A surplus of €61.9 million was recorded in the consolidated fund during the month of August while the deficit for the first eight months of this year decreased to almost half that recorded last year.
PRESS RELEASE ISSUED BY THE MINISTRY FOR FINANCE
This data emerged from the latest Government Finance Data issued today by the National Statistics Office covering January to August of this year.
During the same period, the consolidated fund deficit decreased to €79.1 million from the €141.0 million recorded in the corresponding period of last year, this as Government expenditure increased by €38.3 million or 1.6 per cent, while recurrent revenue increased by €100.2 million or 4.5 per cent.

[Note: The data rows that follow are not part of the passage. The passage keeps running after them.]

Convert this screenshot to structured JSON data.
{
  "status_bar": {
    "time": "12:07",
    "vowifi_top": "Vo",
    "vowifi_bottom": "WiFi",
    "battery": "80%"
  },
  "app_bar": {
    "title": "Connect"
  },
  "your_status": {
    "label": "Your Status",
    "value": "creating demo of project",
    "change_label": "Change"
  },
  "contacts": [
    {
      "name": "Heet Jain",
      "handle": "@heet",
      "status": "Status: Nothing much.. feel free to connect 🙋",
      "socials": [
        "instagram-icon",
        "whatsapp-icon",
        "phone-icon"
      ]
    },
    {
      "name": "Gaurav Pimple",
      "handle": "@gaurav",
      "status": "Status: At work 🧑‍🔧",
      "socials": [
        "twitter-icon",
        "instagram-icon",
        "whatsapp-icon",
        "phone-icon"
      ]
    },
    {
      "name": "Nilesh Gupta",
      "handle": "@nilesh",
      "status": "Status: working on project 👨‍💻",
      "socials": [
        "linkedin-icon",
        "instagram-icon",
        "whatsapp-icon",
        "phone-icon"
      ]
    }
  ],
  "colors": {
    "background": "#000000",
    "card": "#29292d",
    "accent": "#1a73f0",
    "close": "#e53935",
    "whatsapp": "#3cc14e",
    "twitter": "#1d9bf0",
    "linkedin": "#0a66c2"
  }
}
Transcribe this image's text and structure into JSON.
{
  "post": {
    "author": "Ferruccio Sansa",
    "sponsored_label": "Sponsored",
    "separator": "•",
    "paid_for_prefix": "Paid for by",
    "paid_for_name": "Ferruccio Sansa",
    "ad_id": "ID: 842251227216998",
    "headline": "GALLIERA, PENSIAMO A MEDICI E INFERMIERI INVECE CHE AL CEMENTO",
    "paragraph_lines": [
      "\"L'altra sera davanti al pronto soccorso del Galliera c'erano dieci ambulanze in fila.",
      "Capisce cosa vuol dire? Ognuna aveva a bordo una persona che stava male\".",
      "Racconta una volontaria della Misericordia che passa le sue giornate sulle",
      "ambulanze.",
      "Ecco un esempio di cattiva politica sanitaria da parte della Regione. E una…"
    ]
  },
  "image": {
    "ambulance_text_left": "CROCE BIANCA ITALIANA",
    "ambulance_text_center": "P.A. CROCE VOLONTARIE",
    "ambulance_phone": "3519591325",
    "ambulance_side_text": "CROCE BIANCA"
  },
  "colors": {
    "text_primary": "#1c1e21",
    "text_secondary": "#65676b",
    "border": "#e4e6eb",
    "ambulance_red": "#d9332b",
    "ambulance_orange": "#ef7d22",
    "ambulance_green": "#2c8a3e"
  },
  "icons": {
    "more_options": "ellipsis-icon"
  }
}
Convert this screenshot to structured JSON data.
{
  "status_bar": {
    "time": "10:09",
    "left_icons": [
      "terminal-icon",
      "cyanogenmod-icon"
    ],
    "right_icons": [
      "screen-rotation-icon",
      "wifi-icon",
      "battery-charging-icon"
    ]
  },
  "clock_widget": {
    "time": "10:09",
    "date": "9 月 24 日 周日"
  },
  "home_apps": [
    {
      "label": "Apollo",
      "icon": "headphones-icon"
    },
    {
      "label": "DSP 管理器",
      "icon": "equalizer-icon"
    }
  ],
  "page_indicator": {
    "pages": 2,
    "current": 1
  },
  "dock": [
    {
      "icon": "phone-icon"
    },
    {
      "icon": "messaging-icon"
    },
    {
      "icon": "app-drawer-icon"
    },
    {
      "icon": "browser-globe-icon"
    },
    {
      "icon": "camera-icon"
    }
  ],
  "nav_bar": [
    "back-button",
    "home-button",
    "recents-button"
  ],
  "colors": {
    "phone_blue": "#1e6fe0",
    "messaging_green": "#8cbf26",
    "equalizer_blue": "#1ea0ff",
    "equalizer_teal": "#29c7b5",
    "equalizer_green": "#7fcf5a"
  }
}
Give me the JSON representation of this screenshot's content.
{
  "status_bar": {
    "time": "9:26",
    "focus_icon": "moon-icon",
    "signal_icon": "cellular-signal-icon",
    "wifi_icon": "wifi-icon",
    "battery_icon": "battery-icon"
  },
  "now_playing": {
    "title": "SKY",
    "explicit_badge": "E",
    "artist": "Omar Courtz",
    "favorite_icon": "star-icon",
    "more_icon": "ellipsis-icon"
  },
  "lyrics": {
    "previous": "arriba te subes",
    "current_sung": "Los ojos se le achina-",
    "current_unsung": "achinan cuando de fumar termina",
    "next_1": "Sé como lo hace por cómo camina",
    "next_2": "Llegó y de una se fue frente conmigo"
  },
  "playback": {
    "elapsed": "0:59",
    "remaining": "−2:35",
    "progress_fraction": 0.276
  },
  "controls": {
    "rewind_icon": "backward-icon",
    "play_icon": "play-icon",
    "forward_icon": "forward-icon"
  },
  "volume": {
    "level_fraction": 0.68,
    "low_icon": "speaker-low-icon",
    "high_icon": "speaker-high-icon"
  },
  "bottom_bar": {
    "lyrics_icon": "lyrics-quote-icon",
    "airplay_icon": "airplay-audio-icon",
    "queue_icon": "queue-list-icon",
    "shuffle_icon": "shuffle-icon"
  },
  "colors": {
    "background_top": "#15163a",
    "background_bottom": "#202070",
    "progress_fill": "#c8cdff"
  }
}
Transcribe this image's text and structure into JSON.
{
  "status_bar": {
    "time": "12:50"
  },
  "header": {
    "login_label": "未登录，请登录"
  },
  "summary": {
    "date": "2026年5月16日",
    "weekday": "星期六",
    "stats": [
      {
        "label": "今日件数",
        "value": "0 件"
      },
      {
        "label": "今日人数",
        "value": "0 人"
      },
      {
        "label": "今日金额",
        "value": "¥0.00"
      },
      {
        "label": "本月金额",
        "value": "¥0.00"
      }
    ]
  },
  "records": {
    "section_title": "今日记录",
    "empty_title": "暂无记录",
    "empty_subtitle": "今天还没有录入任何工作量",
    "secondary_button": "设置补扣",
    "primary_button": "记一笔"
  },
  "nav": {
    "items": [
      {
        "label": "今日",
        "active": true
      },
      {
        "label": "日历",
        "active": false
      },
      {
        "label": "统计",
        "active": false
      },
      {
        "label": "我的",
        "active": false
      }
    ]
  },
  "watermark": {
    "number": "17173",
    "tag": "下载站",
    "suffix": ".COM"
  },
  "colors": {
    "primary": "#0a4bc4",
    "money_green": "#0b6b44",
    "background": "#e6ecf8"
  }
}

Recurrent revenue continued to be strong with revenue from taxes increasing by €200.5 million. This reflected the robust economic growth rate recorded in the first half of this year supported by strong increases in consumption, investment and employment.
The remarkable increase in net revenue was achieved in spite of the significant fall in EU grants reflecting the closure of the European Union financing period 2007-2013 at the end of last year. Reductions in the EU grant component is being balanced by lower EU-funded capital expenditure. In fact, capital expenditure for the first eight months was €83.1 million lower than the peak of the previous year.
Minister for Finance Edward Scicluna remarked that, “these latest figures confirm that this government is steering the country’s finances in the right direction with expenditure increasing at a lower rate than revenue. As a result, both the deficit and the public debt burden are gradually falling, contrary to what the Opposition has been alleging.”